As cicatrizes do verão europeu ainda estão frescas, marcadas pelas ondas de calor escaldantes e pelos megaincêndios que consumiram paisagens inteiras, da Península Ibérica ao coração do continente. Diante de tal cenário de devastação, é no mínimo estarrecedor observar a superficialidade do debate político, onde a questão central — como desmantelar um sistema que invariavelmente engendra sua própria ruína? — parece ser convenientemente evitada pelos aspirantes ao Eliseu e, por extensão, por grande parte da classe política global.
Em vez de confrontar a urgência climática e suas profundas implicações socioeconômicas, assistimos à velha cantilena dos "chocalhos favoritos": a austeridade como panaceia, a imigração como bode expiatório e a tributação como fronteira ideológica. Este desvio retórico não é apenas uma falha de liderança; é um sintoma da incapacidade de muitos em romper com paradigmas econômicos e sociais obsoletos, que nos conduziram precisamente a este limiar de crise generalizada.
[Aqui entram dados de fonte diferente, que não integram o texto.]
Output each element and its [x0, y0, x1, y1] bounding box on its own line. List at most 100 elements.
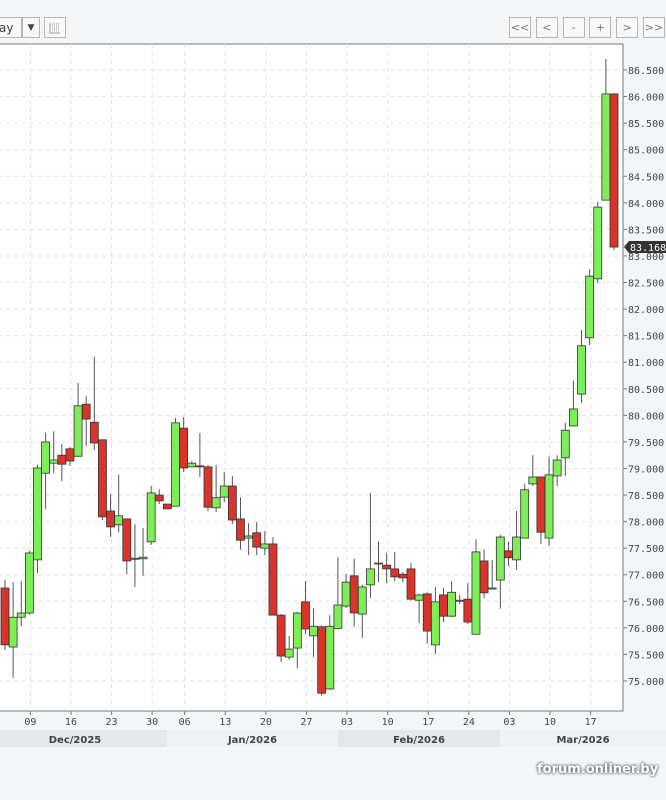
candle	[146, 486, 156, 545]
candle-body	[528, 476, 538, 485]
candle-body	[585, 275, 595, 339]
candle-body	[544, 474, 554, 539]
candle	[577, 329, 586, 404]
candle-body	[569, 408, 578, 427]
candle-body	[122, 518, 132, 562]
candle	[8, 582, 18, 678]
candle-body	[552, 459, 562, 477]
last-price-label: 83.168	[630, 243, 666, 254]
candle	[284, 635, 294, 660]
candle-body	[301, 601, 310, 630]
candle	[544, 456, 554, 547]
candle	[154, 489, 164, 505]
candle-body	[171, 422, 180, 507]
y-tick-label: 86.000	[628, 93, 664, 104]
y-tick-label: 83.000	[628, 252, 664, 263]
candle	[471, 539, 481, 635]
candle-body	[24, 552, 34, 614]
y-tick-label: 78.000	[628, 518, 664, 529]
candle	[171, 418, 180, 507]
zoom-in-button[interactable]: +	[589, 17, 612, 38]
candle	[430, 586, 440, 654]
candle-body	[276, 614, 286, 657]
candle-body	[292, 612, 302, 649]
candle	[0, 580, 10, 651]
candle-body	[447, 591, 457, 617]
x-tick-label: 10	[544, 717, 556, 728]
x-tick-label: 06	[179, 717, 191, 728]
period-select[interactable]: ay	[0, 17, 22, 38]
prev-button[interactable]: <	[535, 17, 558, 38]
candle	[252, 522, 262, 556]
candle-body	[609, 93, 619, 248]
y-tick-label: 85.000	[628, 146, 664, 157]
x-tick-label: 23	[106, 717, 118, 728]
candle	[333, 557, 343, 630]
candle-body	[57, 454, 67, 465]
candle-body	[577, 345, 586, 395]
y-tick-label: 76.000	[628, 624, 664, 635]
list-grid-icon[interactable]	[44, 17, 66, 38]
candle-body	[317, 626, 327, 694]
candle-body	[512, 536, 521, 561]
last-button[interactable]: >>	[643, 17, 665, 38]
chevron-down-icon[interactable]: ▼	[22, 17, 40, 38]
candle-body	[81, 403, 91, 420]
month-label: Feb/2026	[393, 735, 445, 746]
candle	[487, 559, 497, 590]
candle-body	[106, 510, 115, 528]
candle-body	[8, 616, 18, 648]
candle-body	[98, 439, 107, 518]
candle-body	[0, 587, 10, 646]
y-tick-label: 81.000	[628, 358, 664, 369]
candlestick-chart[interactable]: 75.000 75.500 76.000 76.500 77.000 77.500 78.0…	[0, 0, 666, 760]
candle	[560, 422, 570, 476]
candle	[520, 483, 530, 539]
candle-body	[398, 573, 408, 579]
watermark: forum.onliner.by	[537, 762, 659, 777]
y-tick-label: 84.500	[628, 172, 664, 183]
candle-body	[520, 489, 530, 539]
y-tick-label: 78.500	[628, 491, 664, 502]
zoom-out-button[interactable]: -	[562, 17, 585, 38]
candle-body	[130, 557, 140, 560]
candle	[187, 461, 197, 468]
month-label: Mar/2026	[556, 735, 609, 746]
candle-body	[357, 586, 367, 615]
y-tick-label: 82.000	[628, 305, 664, 316]
candle	[33, 464, 42, 574]
next-button[interactable]: >	[616, 17, 639, 38]
candle-body	[195, 465, 205, 468]
candle	[203, 465, 213, 511]
candle-body	[227, 485, 237, 521]
first-button[interactable]: <<	[509, 17, 531, 38]
month-label: Jan/2026	[227, 735, 277, 746]
candle-body	[211, 497, 221, 509]
month-band	[500, 730, 666, 747]
candle	[89, 356, 99, 450]
candle	[552, 455, 562, 487]
candle	[195, 432, 205, 477]
candle-body	[284, 648, 294, 658]
x-tick-label: 09	[24, 717, 36, 728]
x-tick-label: 24	[463, 717, 475, 728]
y-tick-label: 85.500	[628, 119, 664, 130]
x-tick-label: 13	[219, 717, 231, 728]
candle	[16, 581, 26, 627]
candle	[569, 380, 578, 427]
candle-body	[252, 532, 262, 548]
month-band	[0, 730, 167, 747]
candle	[122, 518, 132, 575]
candle-body	[390, 568, 400, 578]
candle-body	[309, 625, 318, 637]
candle	[317, 625, 327, 696]
y-tick-label: 84.000	[628, 199, 664, 210]
y-tick-label: 79.500	[628, 438, 664, 449]
candle-body	[260, 543, 270, 549]
candle-body	[455, 599, 465, 602]
candle	[447, 581, 457, 618]
candle-body	[325, 625, 335, 690]
candle	[227, 475, 237, 525]
y-tick-label: 82.500	[628, 279, 664, 290]
candle	[479, 549, 489, 599]
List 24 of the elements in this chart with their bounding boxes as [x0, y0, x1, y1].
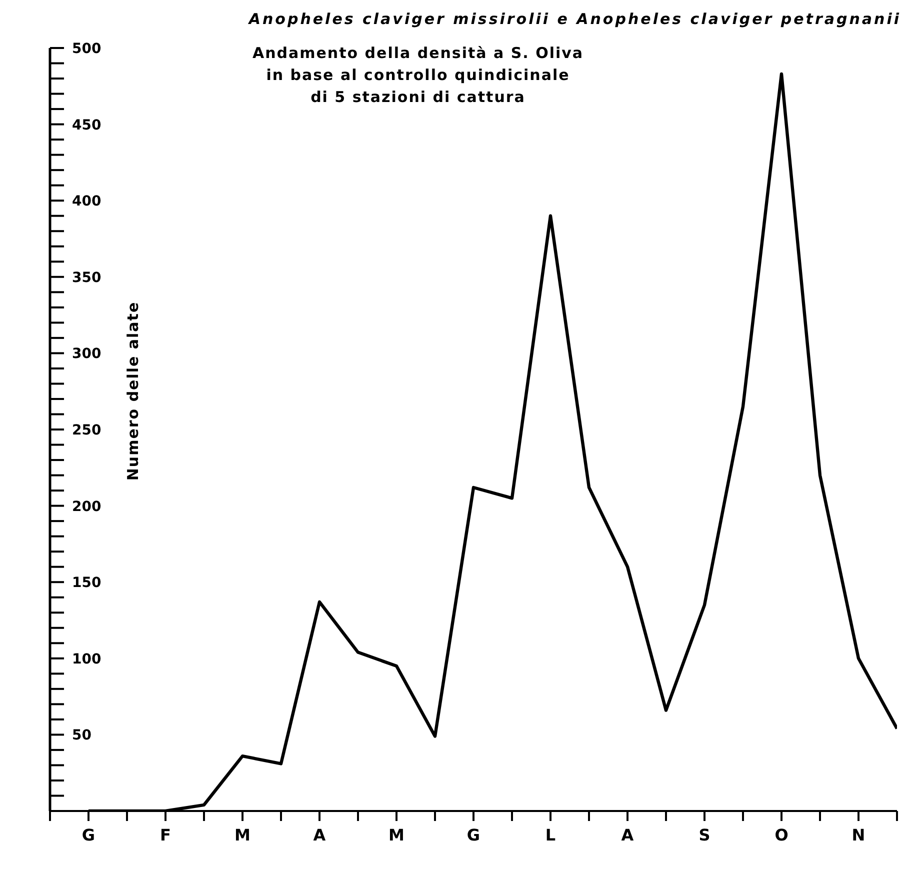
y-tick-label: 100 [72, 651, 102, 668]
y-tick-label: 150 [72, 575, 102, 592]
x-tick-label: M [234, 825, 250, 844]
y-tick-label: 500 [72, 40, 102, 57]
y-tick-label: 250 [72, 422, 102, 438]
y-tick-label: 400 [72, 194, 102, 210]
y-tick-label: 50 [72, 728, 92, 744]
y-tick-label: 350 [72, 270, 102, 286]
x-tick-label: A [313, 825, 326, 844]
y-tick-label: 450 [72, 117, 102, 134]
y-axis-title: Numero delle alate [124, 300, 143, 483]
x-tick-label: O [774, 825, 788, 844]
x-tick-label: N [852, 825, 866, 844]
y-tick-label: 300 [72, 346, 102, 362]
text: Andamento della densità a S. Oliva in base al controllo quindicinale di 5 stazioni di cattura [251, 43, 585, 108]
x-tick-label: L [545, 825, 556, 844]
x-tick-label: F [160, 825, 171, 844]
x-tick-label: M [388, 825, 404, 844]
y-tick-label: 200 [72, 498, 102, 515]
x-tick-label: G [82, 825, 96, 844]
x-tick-label: S [698, 825, 710, 844]
chart-title: Anopheles claviger missirolii e Anopheles claviger petragnanii [247, 10, 901, 28]
x-tick-label: G [466, 825, 480, 844]
x-tick-label: A [621, 825, 634, 844]
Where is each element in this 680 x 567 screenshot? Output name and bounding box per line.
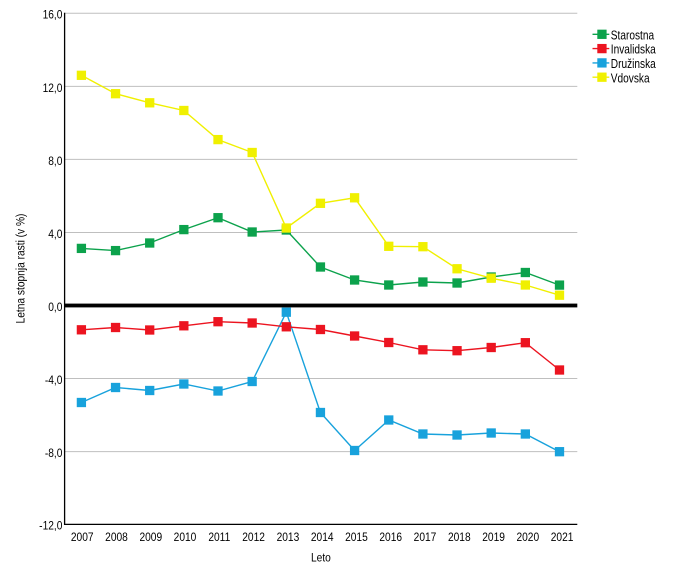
svg-text:16,0: 16,0: [43, 9, 63, 22]
svg-text:12,0: 12,0: [43, 82, 63, 95]
svg-text:4,0: 4,0: [48, 228, 62, 241]
svg-text:2018: 2018: [448, 531, 471, 544]
svg-text:2009: 2009: [139, 531, 162, 544]
svg-text:2012: 2012: [242, 531, 265, 544]
svg-text:2010: 2010: [174, 531, 197, 544]
svg-text:2017: 2017: [414, 531, 437, 544]
svg-text:2011: 2011: [208, 531, 230, 544]
svg-text:2015: 2015: [345, 531, 368, 544]
svg-text:2007: 2007: [71, 531, 94, 544]
svg-text:-12,0: -12,0: [39, 520, 62, 533]
svg-text:2019: 2019: [482, 531, 505, 544]
svg-text:2020: 2020: [516, 531, 539, 544]
svg-text:Starostna: Starostna: [611, 30, 655, 43]
svg-text:8,0: 8,0: [48, 155, 62, 168]
svg-text:2013: 2013: [277, 531, 300, 544]
svg-text:2021: 2021: [551, 531, 574, 544]
svg-text:2008: 2008: [105, 531, 128, 544]
svg-text:Vdovska: Vdovska: [611, 72, 650, 85]
svg-text:-4,0: -4,0: [45, 374, 63, 387]
svg-text:Družinska: Družinska: [611, 58, 657, 71]
svg-text:Leto: Leto: [311, 552, 331, 565]
svg-text:Letna stopnja rasti (v %): Letna stopnja rasti (v %): [15, 213, 28, 323]
svg-text:-8,0: -8,0: [45, 447, 63, 460]
svg-text:Invalidska: Invalidska: [611, 44, 657, 57]
svg-text:0,0: 0,0: [48, 301, 62, 314]
svg-text:2016: 2016: [379, 531, 402, 544]
svg-text:2014: 2014: [311, 531, 334, 544]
Por que essa teimosia em focar no trivial enquanto o fundamental desmorona? Podemos argumentar que a política, com sua lógica eleitoral de curto prazo, é inerentemente avessa a transformações estruturais profundas. É mais fácil e eleitoralmente menos custoso agitar bandeiras conhecidas do que propor soluções complexas que exigirão sacrifícios e mudanças de comportamento da sociedade, e que talvez só rendam frutos em mandatos futuros. A conveniência política tem sido o maior entrave à ação climática e social eficaz.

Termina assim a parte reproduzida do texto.